An Afghan security man carries his heavy machine gun at the scene of a suicide attack in Kandahar, south of Kabul, Afghanistan, Sunday, Feb. 5, 2012. A car bomb exploded just outside the police headquarters of a southern Afghanistan city on Sunday, killing at least seven people, officials said. (AP Photo/Allauddin Khan)

An Afghan security man carries his heavy machine gun at the scene of a suicide attack in Kandahar, south of Kabul, Afghanistan, Sunday, Feb. 5, 2012. A car bomb exploded just outside the police headquarters of a southern Afghanistan city on Sunday, killing at least seven people, officials said. (AP Photo/Allauddin Khan)

U.S. soldiers part of the NATO- led International Security Assistace Force (ISAF) are seen alert at the scene of a suicide attack in Kandahar, south of Kabul, Afghanistan, Sunday, Feb. 5, 2012. A car bomb exploded just outside the police headquarters of a southern Afghanistan city on Sunday, killing at least seven people, officials said. (AP Photo/Allauddin Khan)

(AP) ? A car bomb exploded just outside the police headquarters of a southern Afghanistan city on Sunday, killing at least seven people, officials said.

The blast went off at a parking lot outside the police building in Kandahar, said Faisal Ahmad, a spokesman for the provincial government. Five police officers and two civilians were killed, and least 21 people were wounded, he added.

The blast was large enough that it shattered windows in nearby buildings. It appeared the bomb was in a parked vehicle and was remotely detonated, said Zalmai Ayubi, another government spokesman.

NATO forces helped secure the area as Afghan police carried the wounded to ambulances and loaded the bodies of the dead into the back of a pickup truck. The street outside the building was spattered with blood. A hawker's sheet of cardboard loaded with sunglasses lay abandoned in the road surrounded by charred debris.

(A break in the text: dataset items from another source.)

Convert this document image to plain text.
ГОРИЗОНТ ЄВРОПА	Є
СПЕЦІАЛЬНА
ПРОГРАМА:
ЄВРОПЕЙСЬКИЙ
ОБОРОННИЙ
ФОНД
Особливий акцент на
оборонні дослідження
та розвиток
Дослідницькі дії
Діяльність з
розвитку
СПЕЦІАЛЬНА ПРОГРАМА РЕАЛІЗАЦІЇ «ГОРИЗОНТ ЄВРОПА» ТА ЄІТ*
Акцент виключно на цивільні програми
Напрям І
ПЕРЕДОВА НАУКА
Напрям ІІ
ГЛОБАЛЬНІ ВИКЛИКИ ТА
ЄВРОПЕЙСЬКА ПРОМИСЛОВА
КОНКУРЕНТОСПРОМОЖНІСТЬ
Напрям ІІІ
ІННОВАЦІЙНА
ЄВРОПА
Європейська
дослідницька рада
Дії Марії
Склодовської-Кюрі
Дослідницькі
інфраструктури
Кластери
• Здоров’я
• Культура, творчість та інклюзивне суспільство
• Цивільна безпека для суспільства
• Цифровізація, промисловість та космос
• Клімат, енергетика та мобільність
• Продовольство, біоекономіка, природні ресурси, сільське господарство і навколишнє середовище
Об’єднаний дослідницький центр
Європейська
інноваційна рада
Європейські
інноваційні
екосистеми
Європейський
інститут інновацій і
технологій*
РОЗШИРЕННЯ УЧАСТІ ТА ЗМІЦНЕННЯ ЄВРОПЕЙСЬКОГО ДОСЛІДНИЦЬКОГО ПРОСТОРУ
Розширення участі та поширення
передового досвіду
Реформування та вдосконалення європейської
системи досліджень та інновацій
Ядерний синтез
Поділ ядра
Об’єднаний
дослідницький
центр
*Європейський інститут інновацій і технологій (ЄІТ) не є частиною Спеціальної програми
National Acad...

No one immediately claimed responsibility for the attack.

Although the international military coalition in Afghanistan has poured resources into Kandahar city and its vicinity in recent years as part of a push to take back insurgent strongholds, the area has remained dangerous and there have been repeated attacks against government installations.

The U.N. reported on Saturday that 2011 was the deadliest on record for civilians in the Afghan war, with 3,021 killed as insurgents ratcheted up violence with suicide attacks and roadside bombs. Civilian deaths from military or other pro-government forces decreased slightly.

Afghanistan's largest insurgent movement, the Taliban, said on Sunday the report was "biased."

In an emailed statement, Taliban spokesman Zabiullah Mujahid accused the U.N. ? as a Western organization ? of falsifying the figures.

The commander of U.S. and NATO forces in Afghanistan, Gen. John Allen, for his part said the report reflected the effort the international coalition has put into decreasing civilian casualties.

He added that international forces "will continue to do all we can to reduce casualties that affect the Afghan civilian population."

In the north, meanwhile, Afghan police said that an American soldier shot and killed an Afghan guard at a U.S. base, apparently because the American thought the guard was about to attack him.

There have been a growing number of attacks by Afghan soldiers against international forces in Afghanistan in recent years, some the result of arguments and others by insurgent infiltrators. Last month, an Afghan soldier shot and killed four unarmed French troops last month at a base in eastern Afghanistan.

Friday's shooting in Sari Pul province in northern Afghanistan resulted from an unfortunate misunderstanding, said Sayed Jahangir, the deputy police chief for the province.

Afghans guard the outside perimeter of the base and Americans guard inside. Jahangir said that the Afghan guard ? a man named Abdul Rahim ? wanted to go into the base and started arguing with the American at the door. Rahim did not raise his weapon, but the American thought he was about to do so and fired, Jahangir said.

"Our initial reports show that the American thought he was acting in self defense," Jahangir said. Rahim was a private guard, not an Afghan soldier or policeman, Jahangir said.

U.S. forces were "aware of an incident in northern Afghanistan" and were investigating, said U.S. military spokesman Lt. Col. Jimmie Cummings. He declined to provide further details.